FLoC is still a long way off becoming an everyday reality for online advertisers. A number of GitHub users from browser and ad tech companies have raised issues about the proposal since it was published last year, ranging from whether the tech is too “black-box-y,” to how frequently users in a FLoC can change, to whether the “underlying meaning” of a cohort would be made public beyond its numerical ID.

Last year, The Electronic Freedom Foundation published a blog post expressing privacy concerns, equating a FLoC name to “a tattoo on your digital forehead that gives a succinct summary of who you are, what you like, where you go, what you buy and with whom you associate.”

Furthermore, FLoC has yet to pass the minimum bar for incubation within the voluntary consensus web standards organization W3C, said James Rosewell, CEO at tech company 51Degrees.

“Not a single other W3C participant has supported it yet” said Rosewell. “There seems to be, in all things Privacy Sandbox, no kind of pre-filter.”

He continued, “Thousands of people [are] talking about FLoC — senior people — spending hours and hours reading explainers, keeping up with what’s coming out on something that if any other organization came out with as an idea wouldn’t even feature in a tweet.”

The Google FLoC paper is likely to be raised at the W3C’s “TPAC” virtual event this week. The Improving Web Advertising business group sessions kicked off on Wednesday and will run through Thursday.

Google has a number of advantages in putting forward proposals for what might replace third-party cookies to make advertising continue to work on the web.
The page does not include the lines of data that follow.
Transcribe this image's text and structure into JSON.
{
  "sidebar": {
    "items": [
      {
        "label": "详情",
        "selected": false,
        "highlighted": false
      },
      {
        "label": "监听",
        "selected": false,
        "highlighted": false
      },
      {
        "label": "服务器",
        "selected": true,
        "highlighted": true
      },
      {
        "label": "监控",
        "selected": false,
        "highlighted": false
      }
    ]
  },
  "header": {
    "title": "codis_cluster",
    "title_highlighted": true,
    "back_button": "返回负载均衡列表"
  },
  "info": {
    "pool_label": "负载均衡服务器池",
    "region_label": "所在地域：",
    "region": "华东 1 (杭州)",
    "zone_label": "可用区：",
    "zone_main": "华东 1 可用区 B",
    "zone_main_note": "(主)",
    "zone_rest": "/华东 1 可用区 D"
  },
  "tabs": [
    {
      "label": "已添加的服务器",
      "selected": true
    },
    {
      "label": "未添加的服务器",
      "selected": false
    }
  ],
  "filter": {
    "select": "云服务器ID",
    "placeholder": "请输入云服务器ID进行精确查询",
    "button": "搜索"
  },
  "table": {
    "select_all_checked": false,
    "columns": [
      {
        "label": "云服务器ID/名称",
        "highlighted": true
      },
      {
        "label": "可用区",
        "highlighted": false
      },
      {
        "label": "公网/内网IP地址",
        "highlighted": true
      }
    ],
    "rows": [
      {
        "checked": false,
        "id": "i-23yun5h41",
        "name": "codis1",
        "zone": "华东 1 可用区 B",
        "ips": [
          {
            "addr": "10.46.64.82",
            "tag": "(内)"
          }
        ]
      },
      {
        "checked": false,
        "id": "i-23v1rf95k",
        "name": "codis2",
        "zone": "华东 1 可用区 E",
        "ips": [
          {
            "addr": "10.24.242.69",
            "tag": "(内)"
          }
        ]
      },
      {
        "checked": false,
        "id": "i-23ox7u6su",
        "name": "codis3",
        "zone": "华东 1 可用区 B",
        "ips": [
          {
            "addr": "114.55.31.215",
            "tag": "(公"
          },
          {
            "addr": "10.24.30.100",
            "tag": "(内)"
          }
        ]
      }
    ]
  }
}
It has a large bench of talented engineers to throw at the issue; it has the proprietary advertising and data systems to conduct thorough testing and it owns and controls the world’s most popular web browser, Chrome.

“FLoC isn’t fit for purpose yet because it’s incredibly technical, complicated and existing information [published about it] out in the world is pretty vague,” said Paul Bannister, chief strategy officer at Cafe Media. “Possibly with new information coming out there will be more meat on the bones.”

But, he added, “The proof is in the pudding — we have to see exactly how it works.”